The next week was horrible. The bleeding was slow and I felt physically drained. Then on Sunday night, February 17, I started to bleed heavily. At first I was relieved that it had started, but very quickly I knew that something was wrong.
When you miscarry, the blood is not supposed to flow freely out of you. You are only supposed to fill a pad every 30 minutes to an hour at the heaviest part. I was filling pads within minutes and then seconds. I was sent to the ER where they treated me like an actual emergency.
It is actually scarier when the ER responds to you like it is supposed to. No waiting and a lot of running. I just remember them trying to get two IVs in and then being rolled into surgery. I was doped up on morphine at this point.
Having an emergency D&E is a surreal experience. You go into the hospital bleeding to death and a couple of hours later you walk out barely bleeding.
Thankfully, I had friends who had been through this and I called them right away. I knew it was dangerous, so I got to the hospital before I needed a blood transfusion. Ladies, if you are bleeding this much, do not wait. Go to the ER. Even if they send you away, it is worth it. I have had multiple friends who waited too long and needed transfusions and in-patient hospital stays. You can black out and bleed to death. It is not something to mess with.
My first miscarriage was a lot like the heaviest days of my period, not like this miscarriage that got to a point in which I would fill a pad by just standing up.

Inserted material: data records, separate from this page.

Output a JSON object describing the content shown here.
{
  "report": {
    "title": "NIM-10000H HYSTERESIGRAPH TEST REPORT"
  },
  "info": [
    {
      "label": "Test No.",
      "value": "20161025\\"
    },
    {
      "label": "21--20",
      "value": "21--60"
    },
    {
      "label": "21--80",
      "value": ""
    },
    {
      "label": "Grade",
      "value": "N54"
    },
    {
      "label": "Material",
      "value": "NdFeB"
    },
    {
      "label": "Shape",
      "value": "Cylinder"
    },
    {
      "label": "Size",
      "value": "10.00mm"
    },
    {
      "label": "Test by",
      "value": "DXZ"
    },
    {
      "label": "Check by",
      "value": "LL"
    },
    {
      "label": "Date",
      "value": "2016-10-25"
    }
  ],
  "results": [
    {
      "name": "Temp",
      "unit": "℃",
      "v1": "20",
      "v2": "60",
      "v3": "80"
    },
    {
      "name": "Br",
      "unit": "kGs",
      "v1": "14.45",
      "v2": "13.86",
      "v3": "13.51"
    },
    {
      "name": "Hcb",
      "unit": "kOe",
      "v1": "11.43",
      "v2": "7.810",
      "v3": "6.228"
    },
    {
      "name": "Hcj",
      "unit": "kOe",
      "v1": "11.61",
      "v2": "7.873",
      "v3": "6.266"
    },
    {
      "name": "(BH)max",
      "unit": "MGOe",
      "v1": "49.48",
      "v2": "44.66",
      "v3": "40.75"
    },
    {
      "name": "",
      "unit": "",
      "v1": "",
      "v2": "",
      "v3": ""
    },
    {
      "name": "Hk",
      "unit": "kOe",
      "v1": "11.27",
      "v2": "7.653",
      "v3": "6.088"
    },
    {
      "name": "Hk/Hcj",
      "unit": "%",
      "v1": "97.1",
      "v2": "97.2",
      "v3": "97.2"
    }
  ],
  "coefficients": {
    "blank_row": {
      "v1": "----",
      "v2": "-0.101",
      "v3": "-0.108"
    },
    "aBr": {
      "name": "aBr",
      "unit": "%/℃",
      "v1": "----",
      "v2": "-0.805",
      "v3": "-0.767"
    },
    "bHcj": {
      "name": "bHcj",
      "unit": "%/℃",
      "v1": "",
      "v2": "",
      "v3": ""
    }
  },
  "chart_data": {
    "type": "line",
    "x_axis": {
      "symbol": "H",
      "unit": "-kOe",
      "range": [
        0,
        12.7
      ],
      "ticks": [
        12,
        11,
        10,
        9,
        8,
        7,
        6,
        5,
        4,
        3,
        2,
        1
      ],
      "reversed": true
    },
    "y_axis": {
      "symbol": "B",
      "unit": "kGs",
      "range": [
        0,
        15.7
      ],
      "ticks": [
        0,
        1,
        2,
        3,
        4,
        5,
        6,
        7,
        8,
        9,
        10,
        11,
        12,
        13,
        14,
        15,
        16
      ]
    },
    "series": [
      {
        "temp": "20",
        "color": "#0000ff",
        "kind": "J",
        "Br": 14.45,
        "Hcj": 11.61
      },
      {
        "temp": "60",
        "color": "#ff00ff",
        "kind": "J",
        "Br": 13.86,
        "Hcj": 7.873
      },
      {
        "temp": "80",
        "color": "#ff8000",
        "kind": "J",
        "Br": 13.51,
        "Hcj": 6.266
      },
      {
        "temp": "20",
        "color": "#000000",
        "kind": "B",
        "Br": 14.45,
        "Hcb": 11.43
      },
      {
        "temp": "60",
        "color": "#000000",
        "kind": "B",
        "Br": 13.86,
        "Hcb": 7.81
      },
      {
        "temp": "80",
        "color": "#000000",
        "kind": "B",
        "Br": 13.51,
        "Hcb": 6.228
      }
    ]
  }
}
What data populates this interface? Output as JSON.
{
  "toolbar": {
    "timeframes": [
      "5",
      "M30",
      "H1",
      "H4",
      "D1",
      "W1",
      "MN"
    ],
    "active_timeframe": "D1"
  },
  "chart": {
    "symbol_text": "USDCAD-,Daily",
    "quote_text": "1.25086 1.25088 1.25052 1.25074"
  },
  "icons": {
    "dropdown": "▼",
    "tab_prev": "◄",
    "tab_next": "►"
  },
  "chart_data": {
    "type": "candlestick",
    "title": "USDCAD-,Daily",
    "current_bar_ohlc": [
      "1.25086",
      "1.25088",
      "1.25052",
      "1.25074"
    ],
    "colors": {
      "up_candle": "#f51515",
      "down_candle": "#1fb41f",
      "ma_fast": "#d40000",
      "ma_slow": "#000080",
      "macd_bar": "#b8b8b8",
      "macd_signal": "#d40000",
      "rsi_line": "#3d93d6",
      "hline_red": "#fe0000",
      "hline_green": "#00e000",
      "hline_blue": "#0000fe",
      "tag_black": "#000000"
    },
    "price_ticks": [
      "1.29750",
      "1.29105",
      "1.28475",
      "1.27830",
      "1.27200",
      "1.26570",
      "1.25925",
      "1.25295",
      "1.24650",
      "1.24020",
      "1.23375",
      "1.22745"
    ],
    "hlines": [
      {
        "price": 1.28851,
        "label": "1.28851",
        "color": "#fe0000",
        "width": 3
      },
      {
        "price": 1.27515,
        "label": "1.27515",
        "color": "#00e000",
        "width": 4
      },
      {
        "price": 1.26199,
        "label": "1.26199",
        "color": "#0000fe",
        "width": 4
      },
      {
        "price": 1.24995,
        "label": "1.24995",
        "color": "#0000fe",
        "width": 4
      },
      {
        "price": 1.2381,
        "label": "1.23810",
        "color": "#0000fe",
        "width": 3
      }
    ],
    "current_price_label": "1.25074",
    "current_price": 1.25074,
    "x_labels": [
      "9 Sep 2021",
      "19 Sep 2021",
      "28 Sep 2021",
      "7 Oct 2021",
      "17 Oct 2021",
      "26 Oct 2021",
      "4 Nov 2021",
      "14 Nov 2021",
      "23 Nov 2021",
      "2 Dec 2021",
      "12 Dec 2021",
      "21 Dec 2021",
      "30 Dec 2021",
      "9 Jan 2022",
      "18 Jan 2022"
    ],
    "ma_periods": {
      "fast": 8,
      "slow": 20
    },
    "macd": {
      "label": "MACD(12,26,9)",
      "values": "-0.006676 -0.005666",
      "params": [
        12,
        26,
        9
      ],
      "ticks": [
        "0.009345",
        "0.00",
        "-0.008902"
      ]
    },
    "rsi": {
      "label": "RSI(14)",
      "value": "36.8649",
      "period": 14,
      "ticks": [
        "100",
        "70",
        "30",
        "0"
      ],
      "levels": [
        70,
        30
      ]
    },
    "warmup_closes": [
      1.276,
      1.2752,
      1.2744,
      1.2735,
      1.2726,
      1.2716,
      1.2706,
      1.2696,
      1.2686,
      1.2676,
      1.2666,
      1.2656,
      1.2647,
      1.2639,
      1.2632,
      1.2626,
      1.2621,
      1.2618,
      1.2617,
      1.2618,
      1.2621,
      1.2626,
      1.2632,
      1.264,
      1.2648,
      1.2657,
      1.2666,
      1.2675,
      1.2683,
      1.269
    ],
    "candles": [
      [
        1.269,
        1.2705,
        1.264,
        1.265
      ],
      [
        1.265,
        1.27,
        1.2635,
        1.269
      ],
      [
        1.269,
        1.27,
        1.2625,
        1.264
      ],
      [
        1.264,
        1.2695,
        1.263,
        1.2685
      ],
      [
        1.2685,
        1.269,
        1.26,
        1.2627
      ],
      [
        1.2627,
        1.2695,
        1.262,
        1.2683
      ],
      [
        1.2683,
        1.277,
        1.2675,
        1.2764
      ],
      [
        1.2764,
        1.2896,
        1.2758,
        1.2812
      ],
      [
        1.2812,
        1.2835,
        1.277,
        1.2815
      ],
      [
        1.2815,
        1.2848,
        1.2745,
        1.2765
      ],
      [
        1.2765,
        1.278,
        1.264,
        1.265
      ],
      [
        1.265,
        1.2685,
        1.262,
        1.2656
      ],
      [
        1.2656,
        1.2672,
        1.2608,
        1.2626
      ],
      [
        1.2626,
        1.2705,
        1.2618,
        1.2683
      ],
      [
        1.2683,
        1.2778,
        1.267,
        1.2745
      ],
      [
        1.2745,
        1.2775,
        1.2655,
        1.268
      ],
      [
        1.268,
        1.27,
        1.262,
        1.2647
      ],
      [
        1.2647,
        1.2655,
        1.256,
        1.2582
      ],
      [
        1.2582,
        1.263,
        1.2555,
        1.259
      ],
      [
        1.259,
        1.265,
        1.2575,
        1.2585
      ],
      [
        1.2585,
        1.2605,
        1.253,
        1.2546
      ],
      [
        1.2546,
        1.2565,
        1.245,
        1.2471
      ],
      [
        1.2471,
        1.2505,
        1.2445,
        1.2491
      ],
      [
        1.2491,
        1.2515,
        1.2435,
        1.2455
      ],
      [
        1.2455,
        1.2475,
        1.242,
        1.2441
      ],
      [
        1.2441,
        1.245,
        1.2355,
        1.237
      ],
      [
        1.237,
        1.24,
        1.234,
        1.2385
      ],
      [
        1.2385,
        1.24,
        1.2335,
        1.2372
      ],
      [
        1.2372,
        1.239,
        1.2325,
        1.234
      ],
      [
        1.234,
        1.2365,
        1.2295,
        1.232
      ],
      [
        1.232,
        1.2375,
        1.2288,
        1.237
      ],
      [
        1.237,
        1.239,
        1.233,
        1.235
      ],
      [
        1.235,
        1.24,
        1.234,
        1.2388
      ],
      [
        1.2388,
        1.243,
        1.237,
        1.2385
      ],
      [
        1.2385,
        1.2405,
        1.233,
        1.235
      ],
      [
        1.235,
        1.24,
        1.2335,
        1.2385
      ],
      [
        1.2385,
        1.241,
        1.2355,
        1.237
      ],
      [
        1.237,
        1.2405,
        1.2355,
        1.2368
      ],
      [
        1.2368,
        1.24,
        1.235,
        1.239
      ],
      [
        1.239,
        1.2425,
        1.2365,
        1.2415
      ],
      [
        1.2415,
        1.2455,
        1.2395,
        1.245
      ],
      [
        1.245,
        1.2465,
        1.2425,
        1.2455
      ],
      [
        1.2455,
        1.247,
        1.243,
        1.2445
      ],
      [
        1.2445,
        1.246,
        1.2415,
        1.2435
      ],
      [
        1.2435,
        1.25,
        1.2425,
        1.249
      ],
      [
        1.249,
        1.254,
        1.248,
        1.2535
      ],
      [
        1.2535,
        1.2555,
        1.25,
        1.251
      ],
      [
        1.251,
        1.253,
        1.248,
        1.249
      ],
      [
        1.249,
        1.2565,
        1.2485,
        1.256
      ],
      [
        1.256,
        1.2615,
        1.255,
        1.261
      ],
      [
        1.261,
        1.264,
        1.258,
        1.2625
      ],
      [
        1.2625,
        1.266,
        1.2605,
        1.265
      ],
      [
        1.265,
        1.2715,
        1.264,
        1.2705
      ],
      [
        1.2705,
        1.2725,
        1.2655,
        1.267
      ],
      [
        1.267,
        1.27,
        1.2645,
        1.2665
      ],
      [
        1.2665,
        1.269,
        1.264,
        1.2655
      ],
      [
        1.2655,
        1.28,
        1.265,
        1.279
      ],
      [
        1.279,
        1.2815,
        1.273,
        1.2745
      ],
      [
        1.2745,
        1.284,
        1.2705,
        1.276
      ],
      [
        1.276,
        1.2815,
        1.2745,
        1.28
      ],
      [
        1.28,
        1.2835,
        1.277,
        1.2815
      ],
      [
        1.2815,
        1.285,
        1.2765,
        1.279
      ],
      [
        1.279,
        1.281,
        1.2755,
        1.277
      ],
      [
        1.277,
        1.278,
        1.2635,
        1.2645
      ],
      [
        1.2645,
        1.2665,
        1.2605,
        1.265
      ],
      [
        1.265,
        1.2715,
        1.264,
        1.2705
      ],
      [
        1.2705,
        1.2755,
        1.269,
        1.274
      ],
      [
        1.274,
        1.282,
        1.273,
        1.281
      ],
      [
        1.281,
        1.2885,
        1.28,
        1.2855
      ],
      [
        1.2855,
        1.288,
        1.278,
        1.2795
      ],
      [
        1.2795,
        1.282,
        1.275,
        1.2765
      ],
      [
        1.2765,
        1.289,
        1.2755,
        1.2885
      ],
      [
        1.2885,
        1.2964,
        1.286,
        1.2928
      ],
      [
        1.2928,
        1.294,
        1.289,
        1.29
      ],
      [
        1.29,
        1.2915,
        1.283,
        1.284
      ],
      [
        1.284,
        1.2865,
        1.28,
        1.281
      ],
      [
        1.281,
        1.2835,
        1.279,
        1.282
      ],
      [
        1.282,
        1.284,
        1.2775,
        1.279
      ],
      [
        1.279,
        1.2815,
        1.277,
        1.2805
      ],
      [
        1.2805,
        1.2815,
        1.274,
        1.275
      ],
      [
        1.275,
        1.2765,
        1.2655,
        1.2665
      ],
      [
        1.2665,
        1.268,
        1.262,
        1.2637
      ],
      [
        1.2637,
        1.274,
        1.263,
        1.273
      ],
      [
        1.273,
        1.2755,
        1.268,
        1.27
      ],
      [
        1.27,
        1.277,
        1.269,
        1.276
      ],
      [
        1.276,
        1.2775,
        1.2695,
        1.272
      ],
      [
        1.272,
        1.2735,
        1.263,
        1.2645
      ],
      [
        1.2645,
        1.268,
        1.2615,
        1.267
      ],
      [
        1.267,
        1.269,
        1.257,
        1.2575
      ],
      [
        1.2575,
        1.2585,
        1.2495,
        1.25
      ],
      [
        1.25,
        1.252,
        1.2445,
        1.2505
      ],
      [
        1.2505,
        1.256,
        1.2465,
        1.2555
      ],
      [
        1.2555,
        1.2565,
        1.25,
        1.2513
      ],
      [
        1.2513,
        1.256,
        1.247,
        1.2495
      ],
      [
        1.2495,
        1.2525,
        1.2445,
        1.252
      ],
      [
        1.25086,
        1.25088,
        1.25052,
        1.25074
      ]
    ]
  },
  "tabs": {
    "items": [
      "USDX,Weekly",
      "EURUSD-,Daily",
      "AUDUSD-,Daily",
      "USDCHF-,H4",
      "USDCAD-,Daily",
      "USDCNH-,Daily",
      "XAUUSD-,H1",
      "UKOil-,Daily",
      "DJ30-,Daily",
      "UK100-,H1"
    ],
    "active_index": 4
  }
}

This miscarriage has been the hardest on me. I still have not recovered physically, mentally, or spiritually from it. I already had grief to deal with and then had to go through the trauma of a life-threatening miscarriage. Thank God I live in this time of modern medicine! My body still has not reset to its normal cycle.
I wrote this post to give you a little background on my own personal experiences. I hope it does not re-traumatize anyone. I hope it makes you realize that you are not alone.
Feel free to share any of your own stories here. If you need a good saint to ask for prayers from I find St. Gianna Molla to be a good one and, of course, Our Heavenly Mother is always willing to listen and pray for you. I always ask her to care for my babies.